惑星暦となってもどこでも統一言語が使えるとは限らない。

「燃料がないとアガニッペからの補給待ちになるぞ! 」


しょんぼりして戻って来たタツマに対して、鄭が言い放つ。 といっても彼自身も交渉が出来る訳もない。


「セレン。 貴方ではダメなのですか? 」

アリエフが、セレンに話しかける。


『一つ目の化け物は、集落に入れるなとのお達しです』

セレンからの返答。


―― いつの時代だよ


「それに顔を見せての会話が、向こうさんへの礼儀だっけ? 」

「そっ。 バイザーメットを外しての対応が必須だ」


「私が、やりましょう」

ケルンが、前に出て交渉に向かう。


溶け込むような、流暢な現地語で話をしている。 時折の笑顔と笑い声が聞こえる。


「なんかすごいですね。彼」

「イスペリアのレジスタンスだったんだろ? 大した人材がいたものだ」


鄭さんとウィードさんがこそこそ話している。 因みに我々は、集落の柵外での待ちぼうけである。


「終わりましたーいいですよー」

ケルンがこちらに合図を送って来る。


「本当ですか! 」

アリエフの意気が上がる。


「ここから先の交渉は、彼にやってもらおうぜ」

鄭さんの楽観的対応。


「なんとかなったー」

タツマの安堵と三者三様の感情が混じる。


                   *


坑道や山岳道を通って、山賊からの襲撃、自然の障害、多くの問題が発生し思うように前進できない。 裏道を通る際の障害の多さを改めて感じさせる。


とはいえ、苦難だけでもない。


山岳地帯の山肌は、人が入っていない為、手つかずの自然が出迎えてくれる。


標高が下がると徐々に針葉樹林帯が多くなり、昼間でも薄暗い雰囲気はある種の神秘性すら感じられる。
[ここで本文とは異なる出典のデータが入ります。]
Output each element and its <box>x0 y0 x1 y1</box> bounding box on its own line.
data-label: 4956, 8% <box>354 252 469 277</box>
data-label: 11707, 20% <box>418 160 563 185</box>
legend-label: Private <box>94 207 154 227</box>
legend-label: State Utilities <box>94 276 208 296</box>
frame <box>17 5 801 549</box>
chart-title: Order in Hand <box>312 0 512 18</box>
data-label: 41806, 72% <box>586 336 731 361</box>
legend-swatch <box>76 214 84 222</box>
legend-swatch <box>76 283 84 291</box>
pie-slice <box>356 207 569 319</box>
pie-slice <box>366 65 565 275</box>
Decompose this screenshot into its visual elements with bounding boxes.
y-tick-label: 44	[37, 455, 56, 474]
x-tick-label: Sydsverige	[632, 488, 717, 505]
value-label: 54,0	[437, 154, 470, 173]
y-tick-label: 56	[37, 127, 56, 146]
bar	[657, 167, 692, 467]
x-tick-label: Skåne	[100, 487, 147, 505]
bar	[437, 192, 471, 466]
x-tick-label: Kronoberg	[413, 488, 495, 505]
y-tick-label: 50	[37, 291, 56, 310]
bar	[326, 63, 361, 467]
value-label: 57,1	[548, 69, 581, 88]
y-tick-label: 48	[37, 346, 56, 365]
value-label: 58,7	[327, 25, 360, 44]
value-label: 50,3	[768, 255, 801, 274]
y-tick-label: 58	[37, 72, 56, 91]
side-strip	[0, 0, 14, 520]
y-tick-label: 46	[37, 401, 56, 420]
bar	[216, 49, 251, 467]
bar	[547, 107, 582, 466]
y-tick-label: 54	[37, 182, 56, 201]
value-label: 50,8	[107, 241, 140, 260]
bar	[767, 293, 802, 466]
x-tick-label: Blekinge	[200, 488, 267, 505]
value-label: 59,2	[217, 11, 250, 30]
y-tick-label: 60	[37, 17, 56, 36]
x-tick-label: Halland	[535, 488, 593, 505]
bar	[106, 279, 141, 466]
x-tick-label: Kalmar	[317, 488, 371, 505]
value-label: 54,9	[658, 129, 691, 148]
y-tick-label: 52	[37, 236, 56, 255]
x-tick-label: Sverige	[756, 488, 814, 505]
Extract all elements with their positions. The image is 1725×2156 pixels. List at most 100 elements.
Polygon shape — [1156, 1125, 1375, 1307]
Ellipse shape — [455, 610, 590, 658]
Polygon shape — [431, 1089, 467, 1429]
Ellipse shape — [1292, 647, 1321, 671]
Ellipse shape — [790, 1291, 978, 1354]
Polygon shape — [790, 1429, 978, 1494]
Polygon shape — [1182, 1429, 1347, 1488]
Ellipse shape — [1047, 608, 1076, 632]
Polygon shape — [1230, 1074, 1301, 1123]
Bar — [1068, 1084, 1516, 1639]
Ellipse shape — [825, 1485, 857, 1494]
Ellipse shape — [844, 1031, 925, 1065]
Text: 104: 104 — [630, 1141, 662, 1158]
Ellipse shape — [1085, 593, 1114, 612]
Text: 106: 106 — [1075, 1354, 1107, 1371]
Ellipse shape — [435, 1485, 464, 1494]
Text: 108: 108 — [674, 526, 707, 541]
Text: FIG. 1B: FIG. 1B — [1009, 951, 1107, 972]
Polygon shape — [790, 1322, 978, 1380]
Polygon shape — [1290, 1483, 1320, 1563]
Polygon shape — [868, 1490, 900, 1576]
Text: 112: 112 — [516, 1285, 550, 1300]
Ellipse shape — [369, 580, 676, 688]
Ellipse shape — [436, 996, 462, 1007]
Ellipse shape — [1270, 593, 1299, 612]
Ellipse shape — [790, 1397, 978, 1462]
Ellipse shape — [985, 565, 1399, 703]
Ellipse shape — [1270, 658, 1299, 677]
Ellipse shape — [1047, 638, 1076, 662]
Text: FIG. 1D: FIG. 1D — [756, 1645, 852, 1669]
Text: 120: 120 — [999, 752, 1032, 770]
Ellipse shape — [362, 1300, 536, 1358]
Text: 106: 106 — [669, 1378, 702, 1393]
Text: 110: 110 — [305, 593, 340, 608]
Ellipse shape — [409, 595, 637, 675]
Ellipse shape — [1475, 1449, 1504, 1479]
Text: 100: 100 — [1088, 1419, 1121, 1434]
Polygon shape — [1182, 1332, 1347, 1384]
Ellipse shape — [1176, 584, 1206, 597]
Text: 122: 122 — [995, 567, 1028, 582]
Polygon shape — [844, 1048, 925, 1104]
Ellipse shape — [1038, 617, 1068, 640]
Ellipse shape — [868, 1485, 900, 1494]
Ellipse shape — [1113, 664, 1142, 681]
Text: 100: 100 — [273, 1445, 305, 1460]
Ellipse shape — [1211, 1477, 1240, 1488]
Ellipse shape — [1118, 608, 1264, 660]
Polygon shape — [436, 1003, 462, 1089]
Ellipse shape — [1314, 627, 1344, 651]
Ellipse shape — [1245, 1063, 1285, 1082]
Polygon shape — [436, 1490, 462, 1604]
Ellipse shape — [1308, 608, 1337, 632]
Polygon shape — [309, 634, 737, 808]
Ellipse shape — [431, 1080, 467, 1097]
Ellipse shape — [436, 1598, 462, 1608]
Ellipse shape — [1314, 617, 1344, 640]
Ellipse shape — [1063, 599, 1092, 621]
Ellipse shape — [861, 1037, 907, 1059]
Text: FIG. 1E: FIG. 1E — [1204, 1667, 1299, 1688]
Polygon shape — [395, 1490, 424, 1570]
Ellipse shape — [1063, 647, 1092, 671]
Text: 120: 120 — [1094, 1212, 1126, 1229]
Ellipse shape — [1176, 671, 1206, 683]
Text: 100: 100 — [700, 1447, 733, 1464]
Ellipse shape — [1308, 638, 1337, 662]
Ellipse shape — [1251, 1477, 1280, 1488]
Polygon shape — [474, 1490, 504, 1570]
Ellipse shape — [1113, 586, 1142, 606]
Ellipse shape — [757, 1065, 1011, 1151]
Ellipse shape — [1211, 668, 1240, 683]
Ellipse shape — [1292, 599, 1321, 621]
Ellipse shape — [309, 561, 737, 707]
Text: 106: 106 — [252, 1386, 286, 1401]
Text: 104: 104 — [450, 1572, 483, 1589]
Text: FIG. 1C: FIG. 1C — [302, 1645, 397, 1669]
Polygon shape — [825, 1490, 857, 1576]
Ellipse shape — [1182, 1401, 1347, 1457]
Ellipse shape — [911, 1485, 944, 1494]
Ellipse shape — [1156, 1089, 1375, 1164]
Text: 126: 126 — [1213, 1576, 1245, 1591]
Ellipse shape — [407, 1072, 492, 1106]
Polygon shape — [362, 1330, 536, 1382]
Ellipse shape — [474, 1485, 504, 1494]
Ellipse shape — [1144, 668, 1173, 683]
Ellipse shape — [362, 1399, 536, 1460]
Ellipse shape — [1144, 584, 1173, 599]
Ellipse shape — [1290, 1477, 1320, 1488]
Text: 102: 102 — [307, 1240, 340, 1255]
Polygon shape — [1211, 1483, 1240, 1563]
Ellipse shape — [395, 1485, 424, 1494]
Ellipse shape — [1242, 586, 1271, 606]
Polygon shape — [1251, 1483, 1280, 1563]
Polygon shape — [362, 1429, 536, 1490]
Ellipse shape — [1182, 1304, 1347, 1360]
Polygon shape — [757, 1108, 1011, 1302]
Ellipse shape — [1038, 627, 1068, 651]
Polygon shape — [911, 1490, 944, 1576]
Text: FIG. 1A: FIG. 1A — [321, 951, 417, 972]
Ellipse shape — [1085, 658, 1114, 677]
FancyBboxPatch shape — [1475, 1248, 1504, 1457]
僅かな自然への感銘を受けつつ、タツマ一行は、粘り強くアガニッペ街道を南下し一ヵ月が経過する。


このまま、運転だけで終わりにならないだろうかとの僅かな願いも、徐々に現実世界が迫って来る。


人工物が――山岳集落の小屋ではなく、大きな人工物が見えて来る。


―― 激しいピクニックも此処までか……


挿絵(By みてみん)


目的地の“アルシア山麓の集落”が見えて来る。

ついにタルシス三山の裏道を走破し、リアルワールドの戦場に到着する。